The Process: Init Order Matters
The boot sequence is not arbitrary. The order in our firmware is:
- Core HAL initialisation — system control block, basic peripherals.
- System clock configuration to the target 250 MHz.
- RAMCFG bring-up — SRAM ECC active before any heap allocation occurs.
- Instruction cache enable — code now runs at full speed.
- Memory protection unit configured — external PSRAM marked non-cacheable.
- Application initialisation — peripherals, RTOS, tasks.
The principle is that every layer of memory protection must be in place before
the workload that depends on it begins. Enabling the cache before clocking
RAMCFG would mean a window during which application data lives in SRAM that is
not yet ECC-monitored — and a flip in that window is invisible afterwards.
Why It Matters at Hoomanely
Hoomanely's mission is to reinvent pet healthcare through Physical
Intelligence — continuous, AI-powered monitoring that gives owners and
veterinarians clinical-grade insight into a pet's wellbeing before symptoms
become visible.
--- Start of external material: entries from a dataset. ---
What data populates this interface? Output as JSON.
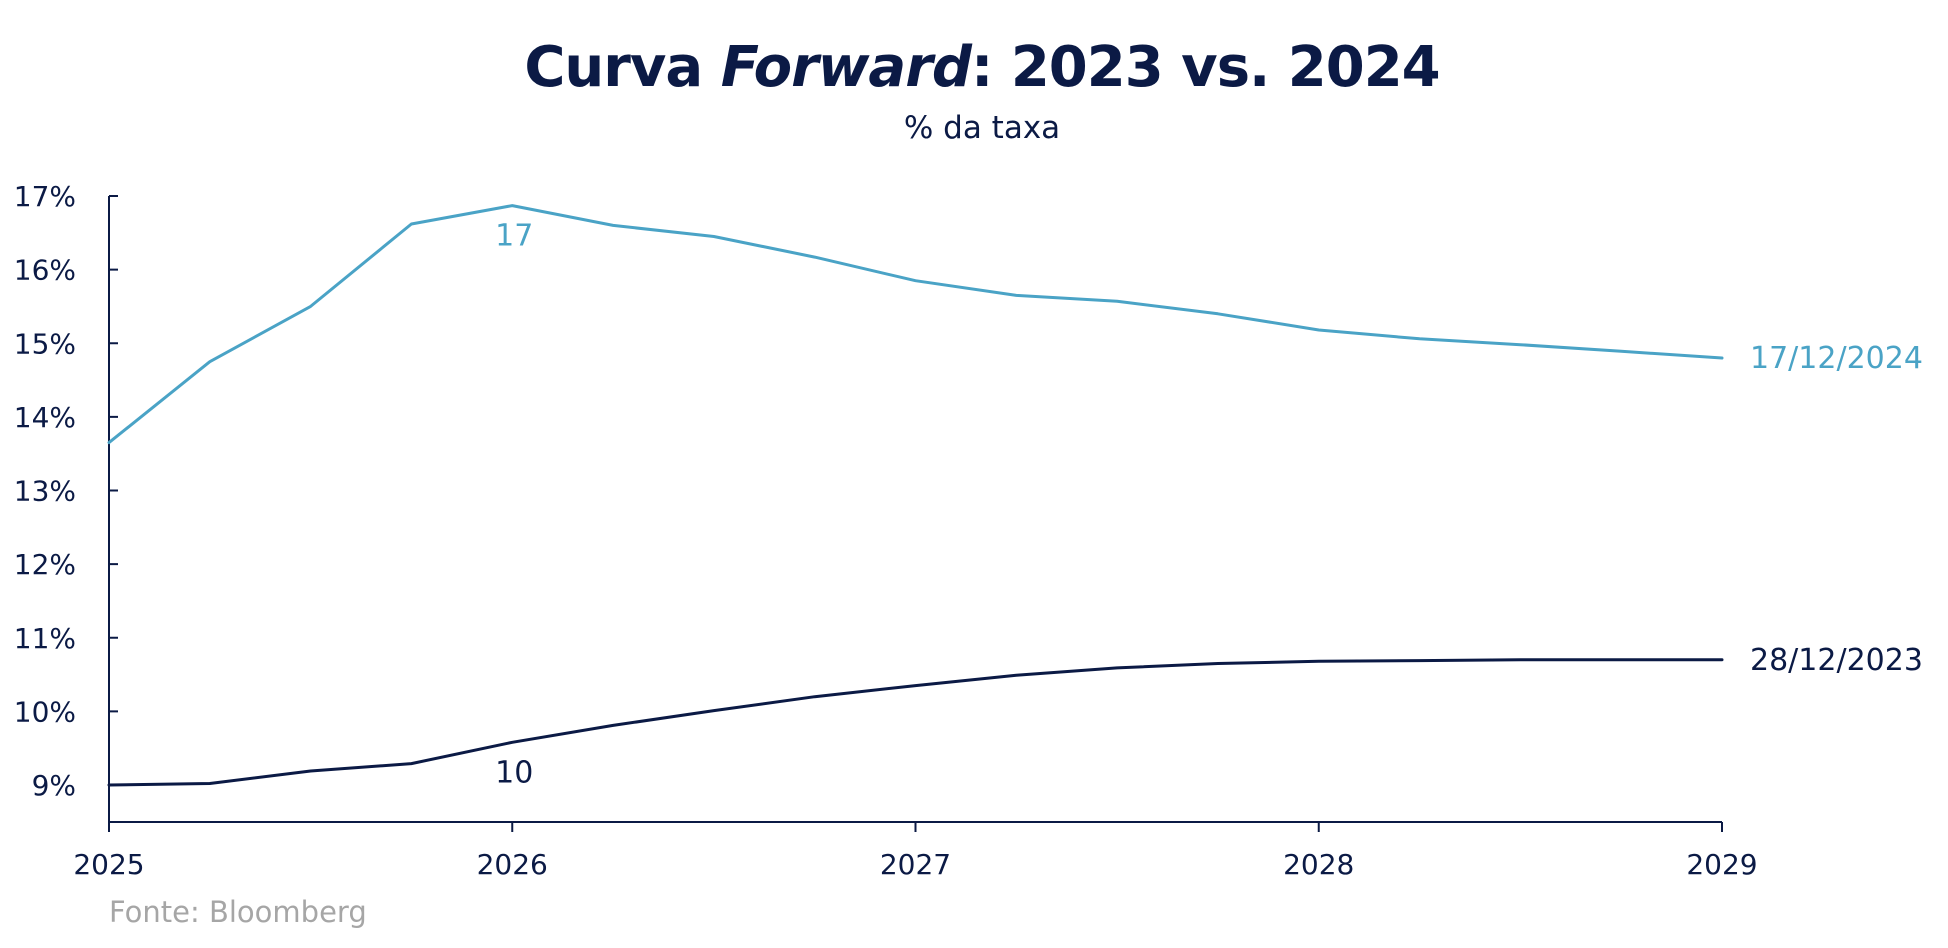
{
  "colors": {
    "dark": "#0b1a45",
    "light": "#4aa3c6",
    "source": "#a6a6a6",
    "axis": "#0b1a45"
  },
  "chart_data": {
    "type": "line",
    "title_parts": {
      "prefix": "Curva ",
      "italic": "Forward",
      "suffix": ": 2023 vs. 2024"
    },
    "subtitle": "% da taxa",
    "xlabel": "",
    "ylabel": "",
    "x_ticks": [
      "2025",
      "2026",
      "2027",
      "2028",
      "2029"
    ],
    "y_ticks": [
      "9%",
      "10%",
      "11%",
      "12%",
      "13%",
      "14%",
      "15%",
      "16%",
      "17%"
    ],
    "xlim": [
      2025,
      2029
    ],
    "ylim": [
      8.5,
      17
    ],
    "grid": false,
    "series": [
      {
        "name": "17/12/2024",
        "color_key": "light",
        "x": [
          2025,
          2025.25,
          2025.5,
          2025.75,
          2026,
          2026.25,
          2026.5,
          2026.75,
          2027,
          2027.25,
          2027.5,
          2027.75,
          2028,
          2028.25,
          2028.5,
          2028.75,
          2029
        ],
        "values": [
          13.65,
          14.75,
          15.5,
          16.62,
          16.87,
          16.6,
          16.45,
          16.17,
          15.85,
          15.65,
          15.57,
          15.4,
          15.18,
          15.06,
          14.98,
          14.89,
          14.8
        ],
        "annotation": {
          "x": 2026,
          "value": 17,
          "text": "17"
        }
      },
      {
        "name": "28/12/2023",
        "color_key": "dark",
        "x": [
          2025,
          2025.25,
          2025.5,
          2025.75,
          2026,
          2026.25,
          2026.5,
          2026.75,
          2027,
          2027.25,
          2027.5,
          2027.75,
          2028,
          2028.25,
          2028.5,
          2028.75,
          2029
        ],
        "values": [
          9.0,
          9.02,
          9.19,
          9.29,
          9.58,
          9.81,
          10.01,
          10.2,
          10.35,
          10.49,
          10.59,
          10.65,
          10.68,
          10.69,
          10.7,
          10.7,
          10.7
        ],
        "annotation": {
          "x": 2026,
          "value": 10,
          "text": "10"
        }
      }
    ],
    "source": "Fonte: Bloomberg"
  }
}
The camera node at the heart of that system runs an
imaging-and-thermal pipeline that captures, compresses, and transmits
diagnostic frames to the Biosense AI Engine for analysis.
Three things in this post hold that pipeline up. The instruction cache is what
lets compression and image-processing code execute at the cadence the camera
demands; without it, frame budgets collapse and the capture loop falls behind
the sensor. The SRAM ECC is what lets the AI engine trust that a thermal value
or a frame buffer reaching the network is the same one the sensor produced.
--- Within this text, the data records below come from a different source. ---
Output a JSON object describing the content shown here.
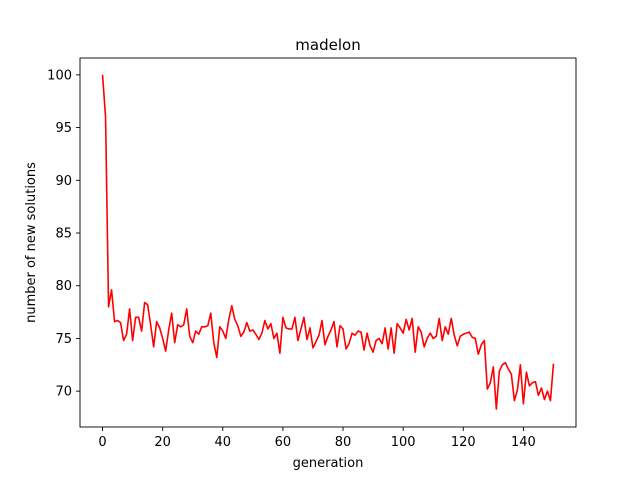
{
  "chart_data": {
    "type": "line",
    "title": "madelon",
    "xlabel": "generation",
    "ylabel": "number of new solutions",
    "xlim": [
      -7.5,
      157.5
    ],
    "ylim": [
      66.6,
      101.6
    ],
    "xticks": [
      0,
      20,
      40,
      60,
      80,
      100,
      120,
      140
    ],
    "yticks": [
      70,
      75,
      80,
      85,
      90,
      95,
      100
    ],
    "grid": false,
    "legend": "none",
    "series": [
      {
        "color": "#ff0000",
        "x": [
          0,
          1,
          2,
          3,
          4,
          5,
          6,
          7,
          8,
          9,
          10,
          11,
          12,
          13,
          14,
          15,
          16,
          17,
          18,
          19,
          20,
          21,
          22,
          23,
          24,
          25,
          26,
          27,
          28,
          29,
          30,
          31,
          32,
          33,
          34,
          35,
          36,
          37,
          38,
          39,
          40,
          41,
          42,
          43,
          44,
          45,
          46,
          47,
          48,
          49,
          50,
          51,
          52,
          53,
          54,
          55,
          56,
          57,
          58,
          59,
          60,
          61,
          62,
          63,
          64,
          65,
          66,
          67,
          68,
          69,
          70,
          71,
          72,
          73,
          74,
          75,
          76,
          77,
          78,
          79,
          80,
          81,
          82,
          83,
          84,
          85,
          86,
          87,
          88,
          89,
          90,
          91,
          92,
          93,
          94,
          95,
          96,
          97,
          98,
          99,
          100,
          101,
          102,
          103,
          104,
          105,
          106,
          107,
          108,
          109,
          110,
          111,
          112,
          113,
          114,
          115,
          116,
          117,
          118,
          119,
          120,
          121,
          122,
          123,
          124,
          125,
          126,
          127,
          128,
          129,
          130,
          131,
          132,
          133,
          134,
          135,
          136,
          137,
          138,
          139,
          140,
          141,
          142,
          143,
          144,
          145,
          146,
          147,
          148,
          149,
          150
        ],
        "y": [
          100,
          96,
          78,
          79.6,
          76.6,
          76.7,
          76.5,
          74.8,
          75.4,
          77.8,
          74.8,
          77,
          77,
          75.7,
          78.4,
          78.2,
          76.3,
          74.2,
          76.6,
          76,
          75,
          73.8,
          75.8,
          77.4,
          74.6,
          76.3,
          76.1,
          76.3,
          77.8,
          75.2,
          74.6,
          75.7,
          75.4,
          76.1,
          76.1,
          76.2,
          77.4,
          74.6,
          73.2,
          76.1,
          75.7,
          75,
          76.8,
          78.1,
          76.8,
          76.2,
          75.2,
          75.6,
          76.5,
          75.7,
          75.8,
          75.4,
          74.9,
          75.5,
          76.7,
          75.9,
          76.4,
          75,
          75.5,
          73.6,
          77,
          76,
          75.9,
          75.9,
          77,
          74.8,
          75.9,
          77,
          74.9,
          76,
          74.1,
          74.7,
          75.3,
          76.7,
          74.4,
          75.2,
          75.8,
          76.6,
          74.2,
          76.2,
          75.9,
          74,
          74.5,
          75.5,
          75.3,
          75.7,
          75.6,
          73.9,
          75.5,
          74.3,
          73.7,
          74.8,
          75,
          74.5,
          76,
          74,
          76,
          73.6,
          76.4,
          76,
          75.5,
          76.8,
          75.8,
          76.9,
          73.7,
          76.1,
          75.6,
          74.2,
          75,
          75.5,
          75,
          75.2,
          76.9,
          74.8,
          76.1,
          75.4,
          76.9,
          75.3,
          74.3,
          75.2,
          75.4,
          75.5,
          75.6,
          75.1,
          75,
          73.5,
          74.4,
          74.8,
          70.2,
          70.8,
          72.3,
          68.3,
          71.9,
          72.5,
          72.7,
          72.1,
          71.6,
          69.1,
          70.1,
          72.5,
          68.8,
          71.8,
          70.5,
          70.8,
          70.9,
          69.6,
          70.3,
          69.2,
          70,
          69.1,
          72.6
        ]
      }
    ]
  }
}
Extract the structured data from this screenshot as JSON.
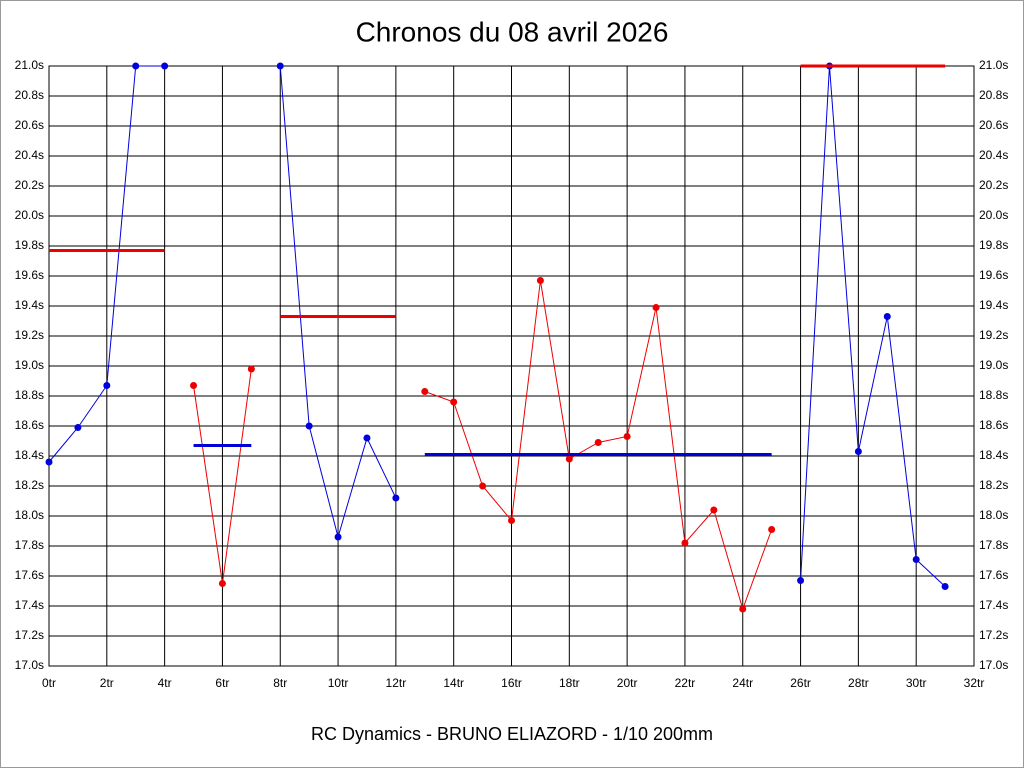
{
  "chart_data": {
    "type": "line",
    "title": "Chronos du 08 avril 2026",
    "footer": "RC Dynamics - BRUNO ELIAZORD - 1/10 200mm",
    "xlim": [
      0,
      32
    ],
    "xticks": [
      {
        "value": 0,
        "label": "0tr"
      },
      {
        "value": 2,
        "label": "2tr"
      },
      {
        "value": 4,
        "label": "4tr"
      },
      {
        "value": 6,
        "label": "6tr"
      },
      {
        "value": 8,
        "label": "8tr"
      },
      {
        "value": 10,
        "label": "10tr"
      },
      {
        "value": 12,
        "label": "12tr"
      },
      {
        "value": 14,
        "label": "14tr"
      },
      {
        "value": 16,
        "label": "16tr"
      },
      {
        "value": 18,
        "label": "18tr"
      },
      {
        "value": 20,
        "label": "20tr"
      },
      {
        "value": 22,
        "label": "22tr"
      },
      {
        "value": 24,
        "label": "24tr"
      },
      {
        "value": 26,
        "label": "26tr"
      },
      {
        "value": 28,
        "label": "28tr"
      },
      {
        "value": 30,
        "label": "30tr"
      },
      {
        "value": 32,
        "label": "32tr"
      }
    ],
    "ylim": [
      17.0,
      21.0
    ],
    "yticks": [
      {
        "value": 17.0,
        "label": "17.0s"
      },
      {
        "value": 17.2,
        "label": "17.2s"
      },
      {
        "value": 17.4,
        "label": "17.4s"
      },
      {
        "value": 17.6,
        "label": "17.6s"
      },
      {
        "value": 17.8,
        "label": "17.8s"
      },
      {
        "value": 18.0,
        "label": "18.0s"
      },
      {
        "value": 18.2,
        "label": "18.2s"
      },
      {
        "value": 18.4,
        "label": "18.4s"
      },
      {
        "value": 18.6,
        "label": "18.6s"
      },
      {
        "value": 18.8,
        "label": "18.8s"
      },
      {
        "value": 19.0,
        "label": "19.0s"
      },
      {
        "value": 19.2,
        "label": "19.2s"
      },
      {
        "value": 19.4,
        "label": "19.4s"
      },
      {
        "value": 19.6,
        "label": "19.6s"
      },
      {
        "value": 19.8,
        "label": "19.8s"
      },
      {
        "value": 20.0,
        "label": "20.0s"
      },
      {
        "value": 20.2,
        "label": "20.2s"
      },
      {
        "value": 20.4,
        "label": "20.4s"
      },
      {
        "value": 20.6,
        "label": "20.6s"
      },
      {
        "value": 20.8,
        "label": "20.8s"
      },
      {
        "value": 21.0,
        "label": "21.0s"
      }
    ],
    "grid": true,
    "series": [
      {
        "color": "#0000dd",
        "markers": true,
        "x": [
          0,
          1,
          2,
          3,
          4
        ],
        "values": [
          18.36,
          18.59,
          18.87,
          21.0,
          21.0
        ]
      },
      {
        "color": "#ee0000",
        "markers": false,
        "x": [
          0,
          4
        ],
        "values": [
          19.77,
          19.77
        ]
      },
      {
        "color": "#ee0000",
        "markers": true,
        "x": [
          5,
          6,
          7
        ],
        "values": [
          18.87,
          17.55,
          18.98
        ]
      },
      {
        "color": "#0000dd",
        "markers": false,
        "x": [
          5,
          7
        ],
        "values": [
          18.47,
          18.47
        ]
      },
      {
        "color": "#0000dd",
        "markers": true,
        "x": [
          8,
          9,
          10,
          11,
          12
        ],
        "values": [
          21.0,
          18.6,
          17.86,
          18.52,
          18.12
        ]
      },
      {
        "color": "#ee0000",
        "markers": false,
        "x": [
          8,
          12
        ],
        "values": [
          19.33,
          19.33
        ]
      },
      {
        "color": "#ee0000",
        "markers": true,
        "x": [
          13,
          14,
          15,
          16,
          17,
          18,
          19,
          20,
          21,
          22,
          23,
          24,
          25
        ],
        "values": [
          18.83,
          18.76,
          18.2,
          17.97,
          19.57,
          18.38,
          18.49,
          18.53,
          19.39,
          17.82,
          18.04,
          17.38,
          17.91
        ]
      },
      {
        "color": "#0000dd",
        "markers": false,
        "x": [
          13,
          25
        ],
        "values": [
          18.41,
          18.41
        ]
      },
      {
        "color": "#0000dd",
        "markers": true,
        "x": [
          26,
          27,
          28,
          29,
          30,
          31
        ],
        "values": [
          17.57,
          21.0,
          18.43,
          19.33,
          17.71,
          17.53
        ]
      },
      {
        "color": "#ee0000",
        "markers": false,
        "x": [
          26,
          31
        ],
        "values": [
          21.0,
          21.0
        ]
      }
    ]
  }
}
The flash NMI handler is what ensures that a single bit-flip in a customer's
home — at any hour, in any deployment, with no engineer in the loop — does not
silently end that pet's monitoring stream.
The throughline is straightforward. Speed, integrity, and survivability are
not three separate problems — they are the same problem at three layers of the
silicon.
Key Takeaways
- The instruction cache is a floor, not a knob. At 250 MHz a flash-bound
core without I-cache delivers a fraction of its rated performance — picking
associativity intentionally is part of the design, not an afterthought. - ECC is per-bank, and the bank you skip is the bank that can lie to you.
Enable RAMCFG on every memory region that carries live application data;
treat any skip as a deliberate, documented decision. - External RAM cacheability is an architecture choice. Either mark the
region non-cacheable in the memory protection unit, or commit to manual
cache discipline at every DMA boundary. The middle ground is silent
corruption. - Cache clean and invalidate must include alignment headroom. Cache lines
are wider than the bytes you care about; back the range up and round the
size up, or the next read will surprise you. - A flash ECC NMI handler is the difference between self-healing and
bricking. Decode the fault register, log through the most primitive
channel you trust, classify by bank and sector, and only erase what is
safely re-erasable.
At Hoomanely, the imaging-and-thermal pipeline runs at 250 MHz because the
cache makes that achievable, the AI engine trusts the data because ECC makes
the SRAM honest, and the device survives long enough to do both because the
NMI handler refuses to let a single bit-flip become a brick. None of these
mechanisms are visible to a pet owner, and that is the point — preventive care
depends on a sensor stream the owner never has to think about. Physical
Intelligence starts with getting the silicon to behave, and stays trustworthy
by refusing to look away when it does not.